Sripathi V, Ahmed S, Sakati N, al-Ashwal A.

Department of Surgery, King Faisal Specialist Hospital and Research Centre, Riyadh, Saudi Arabia.

OBJECTIVE: To review the results of gender reversal in six patients with 46XX congenital virilizing adrenal hyperplasia (CVAH). PATIENTS AND METHODS: Fifty-one patients with 46XX CVAH were seen in an 8 year period; 45 were managed by conventional feminizing genitoplasty, but six underwent gender reversal and were managed as males. The clinical decision for gender reversal was made after appropriate counselling and was based primarily on parental choice, this being influenced significantly by a delayed diagnosis in four patients. Surgical management consisted of gonadectomy, excision of Mullerian structures and staged hypospadias repair/ chordee correction in four patients, and circumcision in two completely masculinized children. RESULTS: All six boys are well adjusted to their gender of rearing, with ages ranging from 3 years to 16.5 years (mean 8.5) at the time of review.

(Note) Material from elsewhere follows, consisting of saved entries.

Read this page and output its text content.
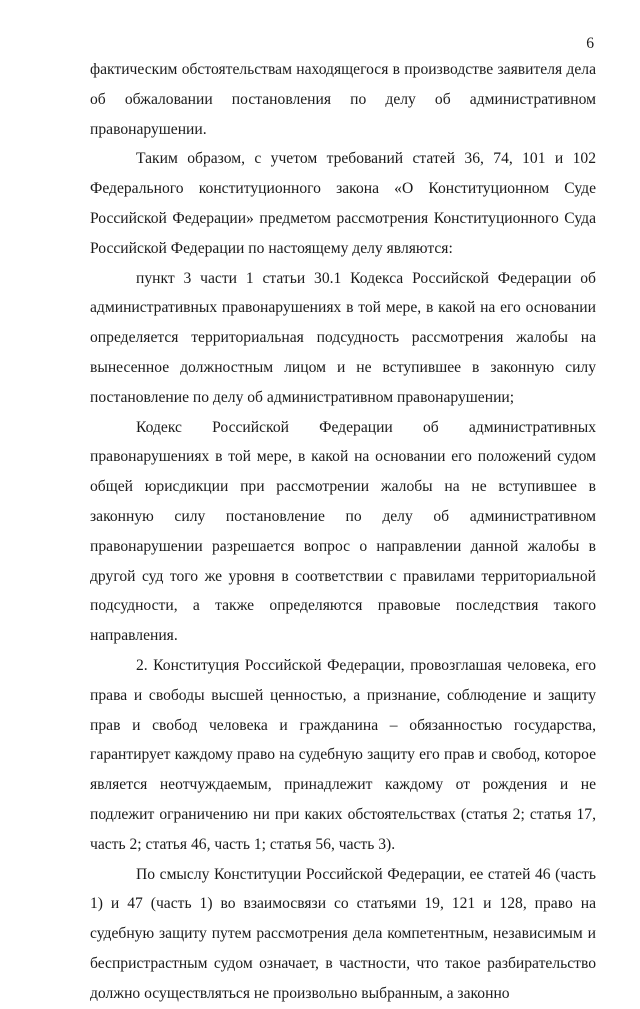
6

фактическим обстоятельствам находящегося в производстве заявителя дела об обжаловании постановления по делу об административном правонарушении.

Таким образом, с учетом требований статей 36, 74, 101 и 102 Федерального конституционного закона «О Конституционном Суде Российской Федерации» предметом рассмотрения Конституционного Суда Российской Федерации по настоящему делу являются:

пункт 3 части 1 статьи 30.1 Кодекса Российской Федерации об административных правонарушениях в той мере, в какой на его основании определяется территориальная подсудность рассмотрения жалобы на вынесенное должностным лицом и не вступившее в законную силу постановление по делу об административном правонарушении;

Кодекс Российской Федерации об административных правонарушениях в той мере, в какой на основании его положений судом общей юрисдикции при рассмотрении жалобы на не вступившее в законную силу постановление по делу об административном правонарушении разрешается вопрос о направлении данной жалобы в другой суд того же уровня в соответствии с правилами территориальной подсудности, а также определяются правовые последствия такого направления.

2. Конституция Российской Федерации, провозглашая человека, его права и свободы высшей ценностью, а признание, соблюдение и защиту прав и свобод человека и гражданина – обязанностью государства, гарантирует каждому право на судебную защиту его прав и свобод, которое является неотчуждаемым, принадлежит каждому от рождения и не подлежит ограничению ни при каких обстоятельствах (статья 2; статья 17, часть 2; статья 46, часть 1; статья 56, часть 3).

По смыслу Конституции Российской Федерации, ее статей 46 (часть 1) и 47 (часть 1) во взаимосвязи со статьями 19, 121 и 128, право на судебную защиту путем рассмотрения дела компетентным, независимым и беспристрастным судом означает, в частности, что такое разбирательство должно осуществляться не произвольно выбранным, а законно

Two children have normal penises and four have a satisfactory result after two-stage repair of hypospadias/chordee. CONCLUSION: Most patients with 46XX CVAH are preferably raised as females and require a feminizing genitoplasty. However, the clinical decision may be influenced by many factors, including delay in diagnosis, social bias and the premium on male rearing in certain communities. When male rearing is chosen, early gonadectomy and excision of Mullerian structures, together with staged hypospadias repair, gives satisfactory results.